The deadline for a final agreement on the Great Bear Rainforest – a precedent-setting pact between the B.C. coastal forest industry, First Nations and environmentalists – is expected to be missed because the provincial government has not yet finalized its commitments.
The agreement that ended the “war in the woods” in British Columbia would preserve large swaths of old-growth trees and the home of the Kermode bears on B.C.’s mid-coast.
Talks began in 1999 on logging and wildlife – and more recently the well-being of First Nations communities in the region. A tentative agreement was announced in 2006, but a series of targets for completion of the deal have slipped.
Now, Greenpeace Canada says the provincial government needs to demonstrate the political commitment to complete the deal soon before the goodwill between the parties gives way.
The agreement would result in the protection of 70 per cent of the land base in a rugged coastal region that covers 6.4 million hectares of the province’s mid-coast.
It was forged to end logging conflicts marked by blockades, mass arrests and a marketing campaign that advocated boycotts of B.C. forest products in Europe and the United States.
In a letter dated Dec. 24, a senior B.C. bureaucrat told the key negotiators the end-of-year deadline would slip past but suggested that key components, such as the policy around ecologically sensitive logging in those parts of region that are not closed to forestry, would be completed by March 31.

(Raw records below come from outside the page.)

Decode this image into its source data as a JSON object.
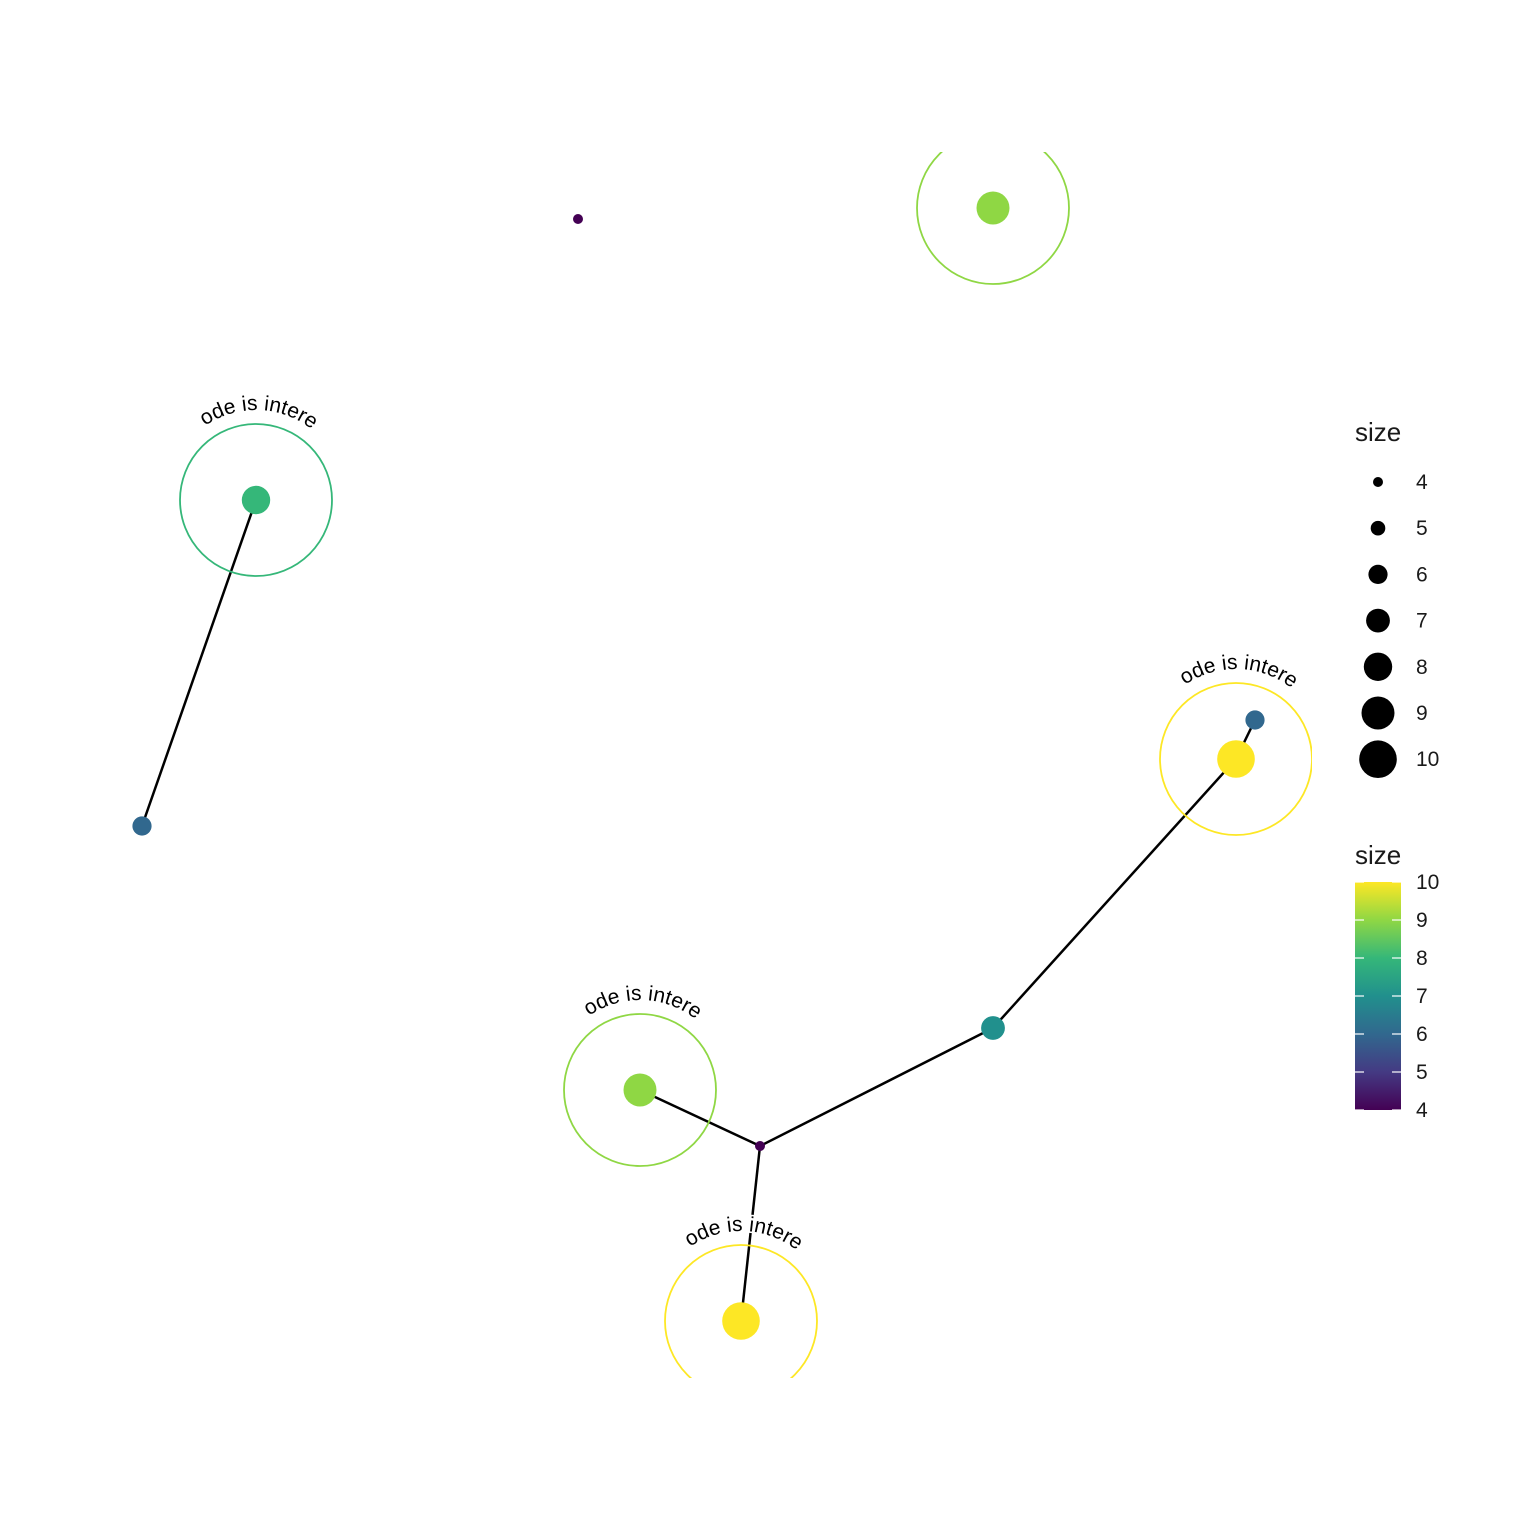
{
  "diagram": {
    "annotation_text": "this node is interesting",
    "nodes": [
      {
        "id": "n1",
        "size": 4,
        "color": "#440154",
        "highlighted": false
      },
      {
        "id": "n2",
        "size": 9,
        "color": "#8fd744",
        "highlighted": true
      },
      {
        "id": "n3",
        "size": 8,
        "color": "#35b779",
        "highlighted": true
      },
      {
        "id": "n4",
        "size": 6,
        "color": "#31688e",
        "highlighted": false
      },
      {
        "id": "n5",
        "size": 10,
        "color": "#fde725",
        "highlighted": true
      },
      {
        "id": "n6",
        "size": 6,
        "color": "#31688e",
        "highlighted": false
      },
      {
        "id": "n7",
        "size": 7,
        "color": "#21908d",
        "highlighted": false
      },
      {
        "id": "n8",
        "size": 9,
        "color": "#8fd744",
        "highlighted": true
      },
      {
        "id": "n9",
        "size": 4,
        "color": "#440154",
        "highlighted": false
      },
      {
        "id": "n10",
        "size": 10,
        "color": "#fde725",
        "highlighted": true
      }
    ],
    "edges": [
      [
        "n3",
        "n4"
      ],
      [
        "n6",
        "n5"
      ],
      [
        "n5",
        "n7"
      ],
      [
        "n7",
        "n9"
      ],
      [
        "n8",
        "n9"
      ],
      [
        "n9",
        "n10"
      ]
    ]
  },
  "legend": {
    "size_title": "size",
    "size_items": [
      4,
      5,
      6,
      7,
      8,
      9,
      10
    ],
    "color_title": "size",
    "color_ticks": [
      4,
      5,
      6,
      7,
      8,
      9,
      10
    ],
    "color_scale": [
      "#440154",
      "#443a83",
      "#31688e",
      "#21908d",
      "#35b779",
      "#8fd744",
      "#fde725"
    ]
  }
}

Eduardo Sousa, senior forest campaigner for Greenpeace Canada, said Sunday he is concerned that the province is poised to miss the latest deadline, as well. “We are so passionate about this and we see the progress but there is a lack of urgency – the province hasn’t shown the political leadership needed here.”
Government officials said Sunday the deal is very close, but agreed deadlines have once again been pushed back. In a written statement, Forests Minister Steve Thomson said his government is still committed to completing implementation of “ecosystem based management” in the Great Bear Rainforest.
“We are making best efforts to send out the land-use orders for public review and comment within the next couple of weeks. This is one of the critical steps in the process,” his statement read.
That could push completion of the deal into June. Mr. Sousa said anything later than that could lead to a return to the negative campaigns that were used as pressure tactics at the start of the conflict. “There is a need to wrap this up. From a climate-change perspective, we need ecological certainty, and the forest companies need to have economic certainty. We need to get on the with the task of final implementation,” he said in an interview.
However, Art Sterritt, executive director of the Coastal First Nations and another key signatory to the deal, said he remains confident the deal will be secured.
“There may be some minor hiccups now, but I don’t see anything that will stop it,” he said Sunday.
There are 27 First Nations in the region and consultation has taken time. Mr. Sterritt said there have been recent amendments concerning additional protected areas that his communities want but other issues, such as the future of the grizzly hunt in the region, are being resolved.
“We have made progress, some serious progress. I don’t see there are a lot of obstacles, just some technical wrinkles before we can bring it home.” He counselled patience: “We have to live with this for a long time, so we are going to get it right.”